G3.5?
I love to have a good story, but I like the story to arise out of the gameplay and interactions between players/characters, not to be forced upon the players by the DM (we've tried campaigns like the latter and they ended up going... poorly.) Emergent storytelling, you might say. But if the mechanics of the game suck, I can not stand to play. I will try, and I'll give a new system several months worth of opportunity to prove itself to me, as I did with 4th Edition (5-6 months trying it), but in the end the system and mechanics just got in the way of my enjoyment of the game and I had to stop for my own sanity; I just couldn't take anymore.
I enjoy role-playing and combat in equal measure, and to me a great game includes equal parts free-form role-playing and mechanical gaming/combat (I like to use the example of spending one entire session taking place in an intense dungeon crawl full of tooth-and-nail combat... and then the very next session we return to the city to spend some time recovering from our adventure and get invited to a grand ball to hobnob with the nobility and spin grand tales of our heroics, without a single die needing to be rolled the entire game session. For me that is nearly an ideal campaign paradigm.)
But I also feel a need to point out that, to me, role-playing and story-telling are two separate things. Related, but separate. Great role-playing can happen without any hint or need of over-arching plot or story, just as real history doesn't actually have any plot, just the interactions of many people creating a grand story that emerges from their interactions. Now, that isn't to say that stories shouldn't be happening around the PCs, or that the PCs enemies shouldn't have plots in motion... if there are stories happening in the background of the world, stories which the PCs crossover into and interact with from time to time, that is a fine thing and makes for a compelling campaign. But when the DM is trying to tell his own private "novel" and force the PCs into filling roles he has envisioned for them, that leads to very frustrated players who have lost agency and control of their own characters.
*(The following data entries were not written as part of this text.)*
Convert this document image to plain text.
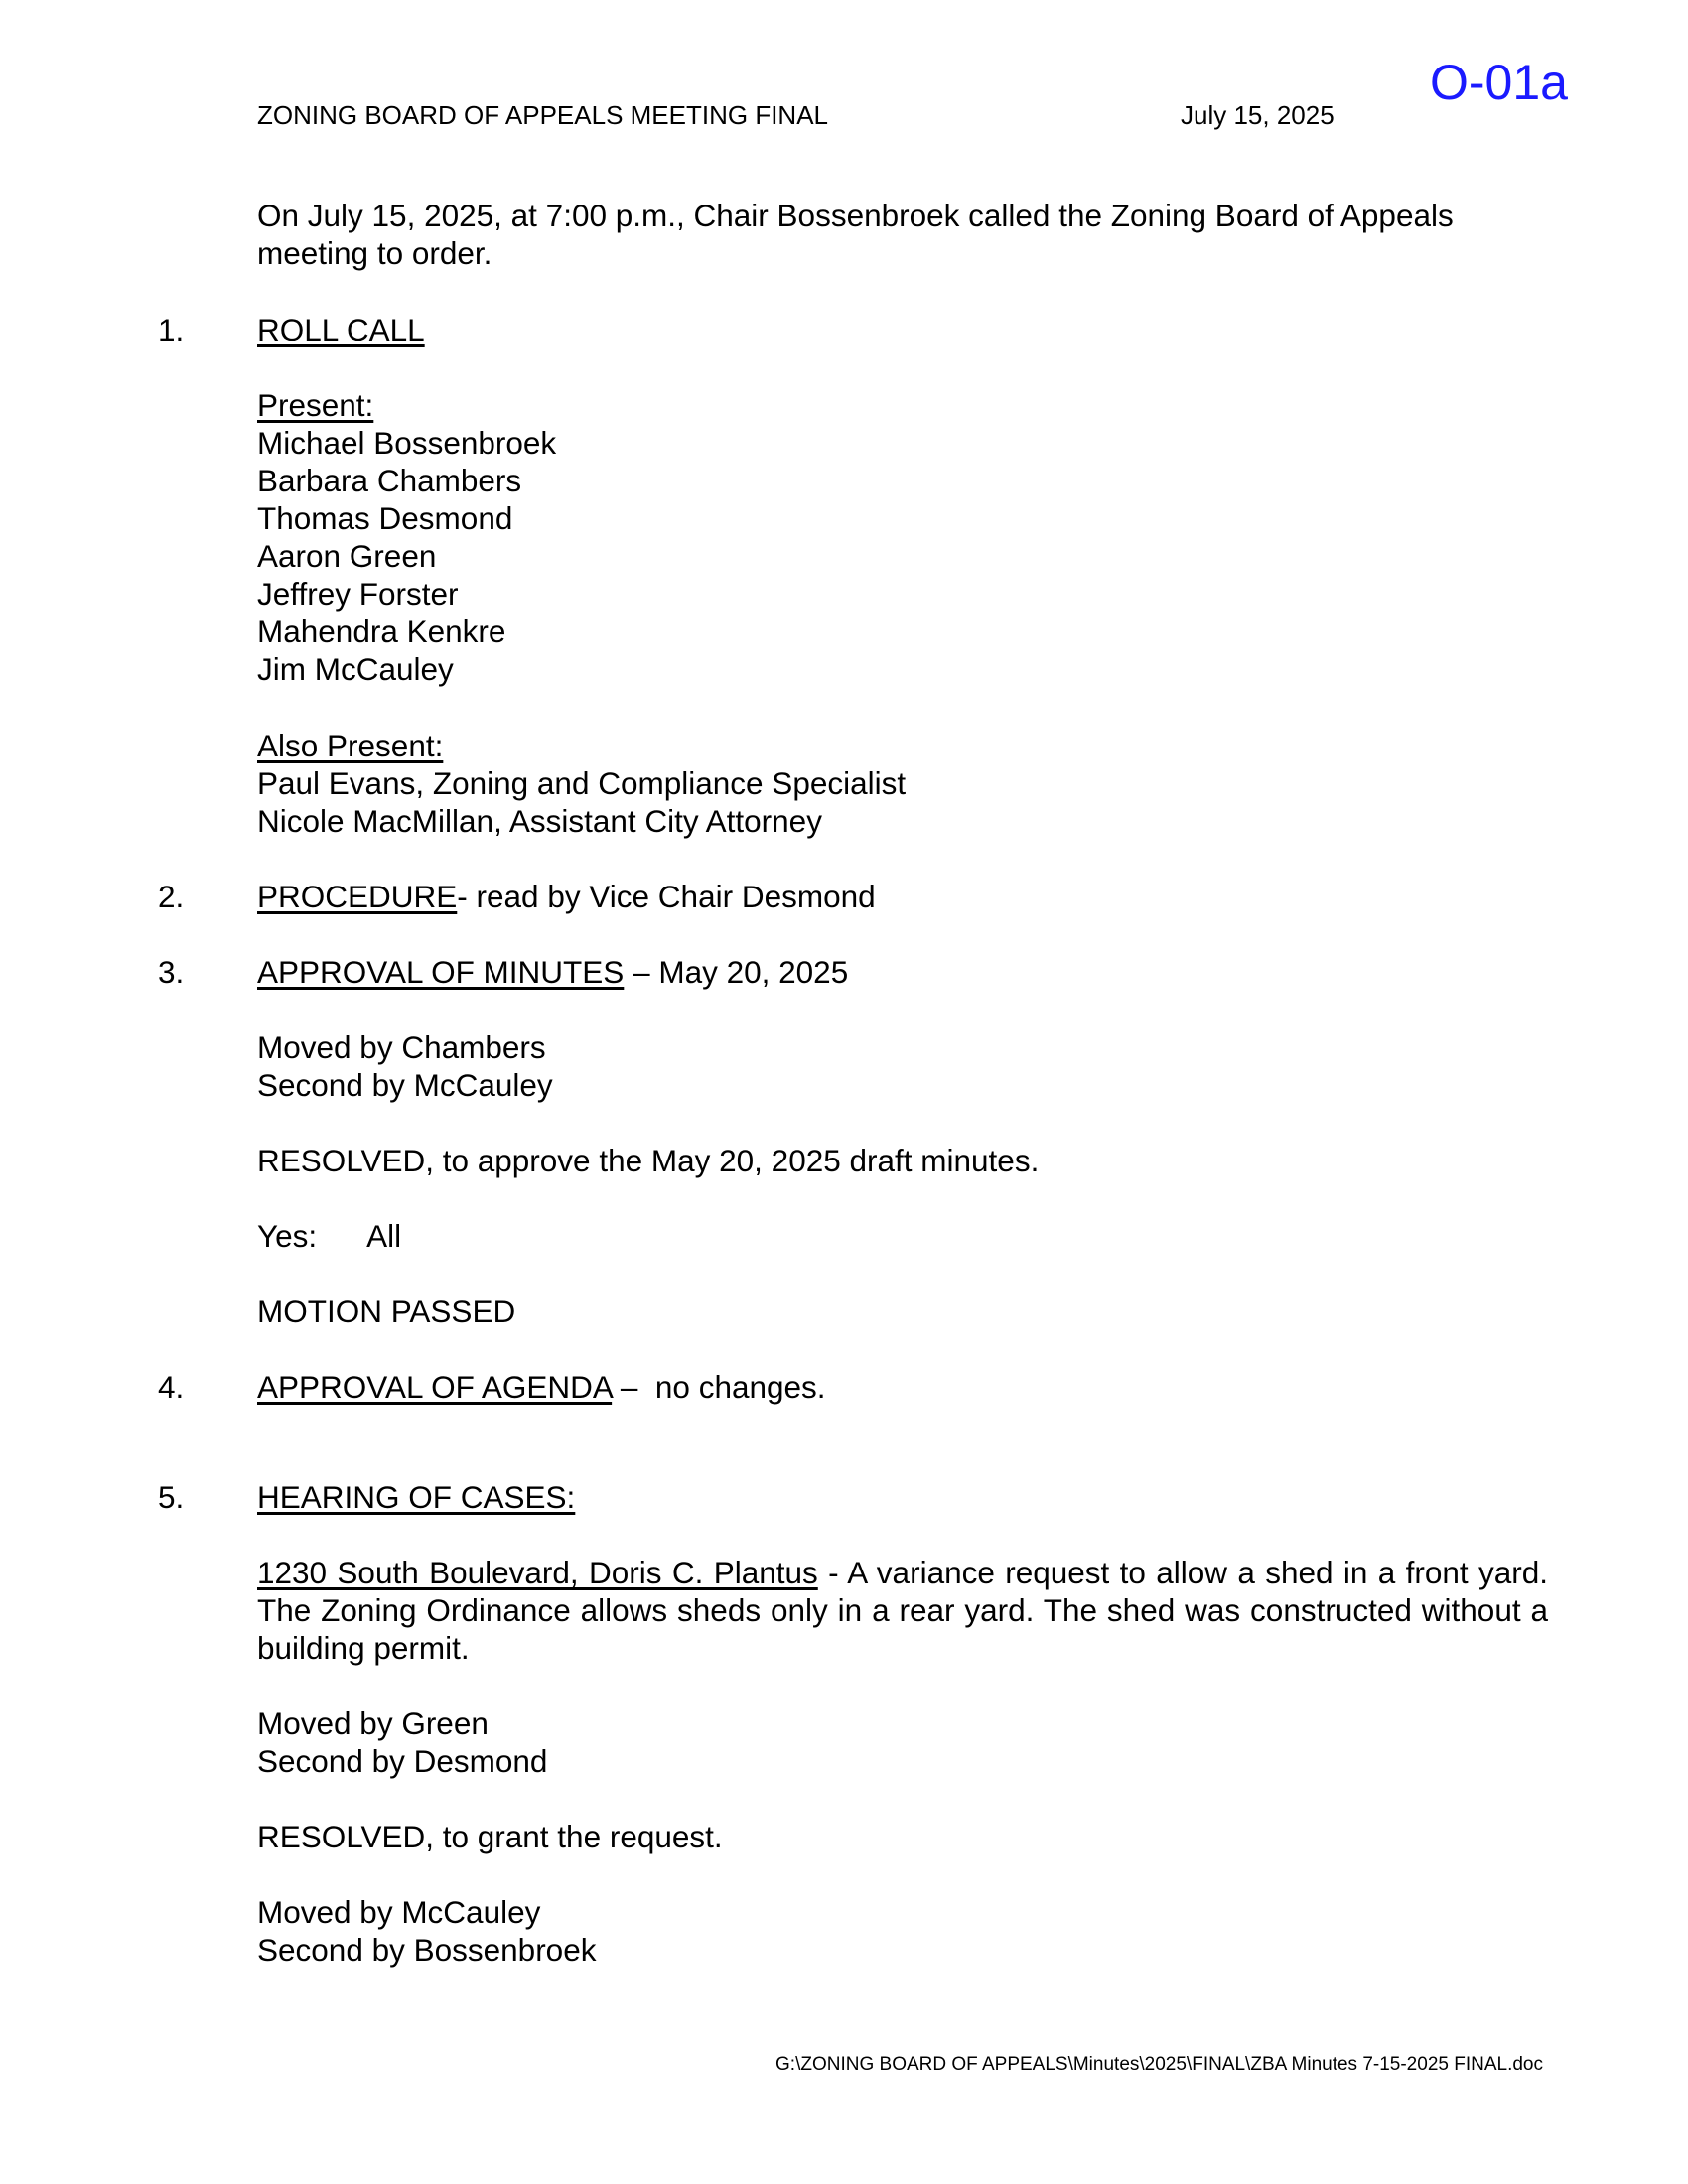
O-01a
ZONING BOARD OF APPEALS MEETING FINAL	July 15, 2025
On July 15, 2025, at 7:00 p.m., Chair Bossenbroek called the Zoning Board of Appeals meeting to order.
1. ROLL CALL
Present:
Michael Bossenbroek
Barbara Chambers
Thomas Desmond
Aaron Green
Jeffrey Forster
Mahendra Kenkre
Jim McCauley
Also Present:
Paul Evans, Zoning and Compliance Specialist
Nicole MacMillan, Assistant City Attorney
2. PROCEDURE- read by Vice Chair Desmond
3. APPROVAL OF MINUTES – May 20, 2025
Moved by Chambers
Second by McCauley
RESOLVED, to approve the May 20, 2025 draft minutes.
Yes: All
MOTION PASSED
4. APPROVAL OF AGENDA –  no changes.
5. HEARING OF CASES:
1230 South Boulevard, Doris C. Plantus - A variance request to allow a shed in a front yard. The Zoning Ordinance allows sheds only in a rear yard. The shed was constructed without a building permit.
Moved by Green
Second by Desmond
RESOLVED, to grant the request.
Moved by McCauley
Second by Bossenbroek
G:\ZONING BOARD OF APPEALS\Minutes\2025\FINAL\ZBA Minutes 7-15-2025 FINAL.doc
I enjoy role-playing as a simulation, as in I create a character who fits into the history and background of the world in which he lives, and then play him as logically as I can in accordance with the world and the character's history and backstory (and this is one reason why I love Backgrounds being written right into 5E as a game mechanic, actually determining some of your PC's skills and abilities, and the rules having personality traits and such with actual mechanical benefits to encourage other players to remember and portray such things about their own characters.) I try to play my PCs as real people as much as possible, fleshing them out in my head and giving them likes and dislike, preferred clothing styles, quirks, and long- and short-term goals so that I will know how they would react in any situation (ideally I try to create characters who fit into a setting so well that they could be easily mistaken for a character originally detailed in a sourcebook or novel written for the setting.) If this is a highly detailed setting like the 'Realms this means I will research everything I can about the history and nature of the character's homeland and surrounding area, or if it is a more loosely detailed setting like Greyhawk I will try to anchor the character to a known historical element of the setting, like a war or battle or a kingdom or established family or noble House, and incorporate details such as ethnic dress styles and the like (such as making a character from Keoland who belongs to House Neheli.)